The Tahitians followed and male blood pressures rose as short red skirts and bikini tops were enhanced by huge black and red feather head dresses, fast moving hips and wild drums! The gorgeous, long haired teenage girls changed configurations, bobbed up and down and I saw a rock and roll foot step at one point. Contemporary influences were present.
The concert was gradually revving up in speed and spectacle. Kiribati followed with adolescent performers who held their own with the adults; shouting, slapping, stamping and clapping. Their mat skirts proved their percussive ability as they were slapped.
Fijians presented a Melanesian and Polynesian blend in white shirts and sulus to the ground. Energy levels settled for this performance. A recorded backing band sang in a Fijian dialect and then English – “lovely frangipani, I adore you” – and gentle lyrical hands threaded, carried, rose and fell as a feeling of being in “the Happy Isle” permeated the relaxed lakeside setting.
Then a huge crew of Cook Islanders crowded onto the stage with male dancers in front shouting and waving spears as they stamped and jumped. When the girls danced through the men to the front, in their coconut shell bras, with loud singing and background drumming, the crowd went wild! Plenty of dry ice did not prevent us seeing that the men had only mat loin clothes with a bit of grass edging, the hips bare and swaying. The head dresses were spectacular.

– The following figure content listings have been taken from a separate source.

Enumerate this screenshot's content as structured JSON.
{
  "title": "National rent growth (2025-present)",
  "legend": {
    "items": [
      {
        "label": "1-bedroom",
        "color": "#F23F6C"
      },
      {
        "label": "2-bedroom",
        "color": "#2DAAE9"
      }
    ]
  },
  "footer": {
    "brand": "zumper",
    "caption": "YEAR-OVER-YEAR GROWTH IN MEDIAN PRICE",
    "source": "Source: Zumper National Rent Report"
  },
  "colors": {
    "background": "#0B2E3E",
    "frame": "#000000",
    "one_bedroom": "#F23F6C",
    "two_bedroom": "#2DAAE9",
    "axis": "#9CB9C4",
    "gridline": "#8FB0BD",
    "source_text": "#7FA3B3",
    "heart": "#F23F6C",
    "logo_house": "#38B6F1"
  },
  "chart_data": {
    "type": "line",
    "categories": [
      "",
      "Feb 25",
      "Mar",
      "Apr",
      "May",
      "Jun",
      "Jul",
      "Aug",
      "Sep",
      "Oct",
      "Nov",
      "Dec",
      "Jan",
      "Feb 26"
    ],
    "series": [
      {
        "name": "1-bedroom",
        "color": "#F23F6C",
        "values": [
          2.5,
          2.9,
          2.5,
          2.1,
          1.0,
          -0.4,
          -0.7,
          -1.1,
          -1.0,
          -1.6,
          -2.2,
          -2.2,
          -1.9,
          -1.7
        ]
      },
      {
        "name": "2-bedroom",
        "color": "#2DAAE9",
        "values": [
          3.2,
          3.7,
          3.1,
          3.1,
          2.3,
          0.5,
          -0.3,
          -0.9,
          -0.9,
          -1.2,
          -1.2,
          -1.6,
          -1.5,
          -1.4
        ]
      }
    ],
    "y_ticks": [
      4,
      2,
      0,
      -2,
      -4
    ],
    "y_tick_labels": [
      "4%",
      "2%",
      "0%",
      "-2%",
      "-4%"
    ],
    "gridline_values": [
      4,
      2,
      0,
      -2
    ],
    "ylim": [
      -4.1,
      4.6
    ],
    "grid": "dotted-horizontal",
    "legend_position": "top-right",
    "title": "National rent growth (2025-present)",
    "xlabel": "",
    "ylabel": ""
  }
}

When the Samoans finally took the stage the audience was revved up and ready to party. Three men in yellow lava-lava bounced through a double-time slap dance to Bollywood hip hop music. We could see this was not going to be the traditional village experience, but the contemporary one! With sophisticated backing tracks the Samoans blended contemporary music with authentic traditional movement vocabularies and threw in some fire dancing to a fast rap track. We were on fire!
The two and a quarter hour concert came to a close with the big overseas guests taking the stage: the Mana Maoli Collective from Hawaii. There was to be no traditional undressing into grass skirts here. A band in jeans and T-shirts carried guitars, ukulele, and basses. Vocalists came too, the girls in dresses and jean jackets. A 38 member crew had made the flight over. A conch shell sounded while women sang a haunting chant with lots of vibrato. Five dancers came forward with a long and a short driftwood stick each, playing their own stick and their neighbours, as they moved with tall posture, tension, precision and blank faces. It was strong.
Their second piece contrasted this, with a solo female beauty in a long black dress and scarf. The movements were slow and lyrical with hand gesturing, smiling and the emergence of birdlike whistling from a vocalist. All their pieces were a homogenous blend of traditional and contemporary and very professional in presentation. They are certainly worth seeking out at Saturdays’ concert. A Reverend closed the concert in prayer.
The culmination, festival day, takes place on Saturday, 13 March, bringing together thousands of Aucklanders for a great day out at Western Springs. Expect more than 350 stalls, 10 Pacific Island villages and 12 stages.
Pasifika Festival has expanded with the week leading up to festival day seeing several new exciting additions to the programme. The Best of the Auditions concerts in the city centre featured performances from the top 10 individuals and groups, from festival auditions held in January, as well as guest artists from Dawn Raid and the Mana Maoli Collective from Hawaii.
Pasifika Festival also presented Fakakaukau, a Pacific debate series, at Auckland Town Hall and Aotea Centre Mika and the Auckland Philharmonia Orchestra in Po: Beautiful Darkness on Friday, 12 March (to be separately reviewed).